Postmortem Review Meeting Facilitation Prompt
Design and run an effective postmortem review meeting — agenda, timeboxes, facilitation scripts, and decision gates — so the room converges on systemic causes and committed actions instead of re-litigating the timeline.
- Target user
- Engineering managers and incident review facilitators running the post-incident meeting
- Difficulty
- Intermediate
- Tools
- Claude, ChatGPT
The prompt
You are a seasoned postmortem facilitator who has run hundreds of review meetings and knows how to keep them blameless, on-time, and outcome-driven.
I will provide:
- The finalized postmortem document (timeline, contributing factors, draft action items)
- The list of attendees and their roles/relationship to the incident
- Meeting length and format (in-person, remote, hybrid)
- Org context (psychological safety level, prior friction, audience seniority)
Your job:
1. **Pre-read enforcement** — design the meeting assuming attendees read the doc. Build the agenda around discussion, not narration.
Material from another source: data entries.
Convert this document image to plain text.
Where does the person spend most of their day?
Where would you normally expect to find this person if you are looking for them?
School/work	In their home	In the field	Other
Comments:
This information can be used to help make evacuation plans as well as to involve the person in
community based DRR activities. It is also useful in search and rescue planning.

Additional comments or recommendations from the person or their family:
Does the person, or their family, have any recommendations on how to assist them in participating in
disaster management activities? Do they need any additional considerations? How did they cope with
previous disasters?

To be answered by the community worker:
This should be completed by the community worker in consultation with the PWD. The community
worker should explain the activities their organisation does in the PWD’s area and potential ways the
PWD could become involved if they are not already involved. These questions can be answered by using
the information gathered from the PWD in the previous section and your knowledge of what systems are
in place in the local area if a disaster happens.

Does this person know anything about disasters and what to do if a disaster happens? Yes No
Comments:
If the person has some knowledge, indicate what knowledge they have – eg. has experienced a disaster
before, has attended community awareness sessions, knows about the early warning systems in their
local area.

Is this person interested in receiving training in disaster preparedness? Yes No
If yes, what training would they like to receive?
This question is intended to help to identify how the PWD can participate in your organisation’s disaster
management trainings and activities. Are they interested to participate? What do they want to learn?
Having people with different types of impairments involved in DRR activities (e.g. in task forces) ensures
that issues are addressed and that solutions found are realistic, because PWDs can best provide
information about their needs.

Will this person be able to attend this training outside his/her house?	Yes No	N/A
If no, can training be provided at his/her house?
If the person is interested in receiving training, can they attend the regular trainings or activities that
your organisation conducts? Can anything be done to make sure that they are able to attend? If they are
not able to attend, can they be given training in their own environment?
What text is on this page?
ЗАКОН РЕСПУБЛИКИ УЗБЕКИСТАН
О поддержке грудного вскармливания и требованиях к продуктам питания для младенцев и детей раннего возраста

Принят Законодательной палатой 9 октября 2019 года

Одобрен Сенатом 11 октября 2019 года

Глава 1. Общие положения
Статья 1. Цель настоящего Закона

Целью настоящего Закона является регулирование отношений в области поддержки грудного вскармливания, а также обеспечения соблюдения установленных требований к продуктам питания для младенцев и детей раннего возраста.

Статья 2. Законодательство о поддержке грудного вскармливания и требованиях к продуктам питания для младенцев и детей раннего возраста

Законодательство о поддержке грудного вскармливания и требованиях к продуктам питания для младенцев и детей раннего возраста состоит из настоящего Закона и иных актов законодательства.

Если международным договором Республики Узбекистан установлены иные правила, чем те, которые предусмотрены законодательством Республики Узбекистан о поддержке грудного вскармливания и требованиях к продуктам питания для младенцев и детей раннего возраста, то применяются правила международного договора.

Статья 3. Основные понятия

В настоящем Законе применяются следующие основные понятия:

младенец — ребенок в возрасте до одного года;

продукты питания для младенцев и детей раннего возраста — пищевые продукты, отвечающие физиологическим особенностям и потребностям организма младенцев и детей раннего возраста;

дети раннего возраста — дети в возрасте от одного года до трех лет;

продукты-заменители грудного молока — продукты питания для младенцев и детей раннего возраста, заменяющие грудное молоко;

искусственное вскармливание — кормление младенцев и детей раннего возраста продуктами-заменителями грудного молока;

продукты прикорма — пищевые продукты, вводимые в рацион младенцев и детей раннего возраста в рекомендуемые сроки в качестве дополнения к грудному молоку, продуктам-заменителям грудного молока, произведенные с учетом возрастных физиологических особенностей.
Specify exactly what must be circulated and how long before.
2. **Timeboxed agenda** — produce a minute-by-minute plan: opening framing (blameless reminder), clarifying questions, contributing-factor deep-dive, action-item commitment, and close. Assign a duration to each block and a hard stop.
3. **Facilitation scripts** — give verbatim phrasing for the hard moments: redirecting blame ("let's focus on what the system allowed, not who"), cutting off a rabbit hole, pulling in a quiet expert, and parking off-topic debates.
4. **Contributing-factor discussion structure** — guide the room from proximate cause toward systemic and latent conditions. Provide 5-7 probing questions that surface detection gaps, tooling gaps, and process gaps.
5. **Action-item quality gate** — for each proposed action, force a check: is it specific, owned, dated, and does it address a contributing factor rather than the symptom? Reject "be more careful" items with a scripted reframe.
6. **Decision gates** — define what must be true to close the meeting: every contributing factor has at least one action, every action has a named owner and due date, and disagreements are logged not buried.
7. **Follow-through** — specify what the facilitator sends within 24 hours and how action items get tracked to completion.
Output as: (a) the timeboxed agenda, (b) a facilitator script card, (c) the action-item quality checklist, (d) a meeting-close decision gate, (e) a post-meeting follow-up template.
Bias toward: systemic over individual, fewer high-quality actions over a long wishlist, finishing on time.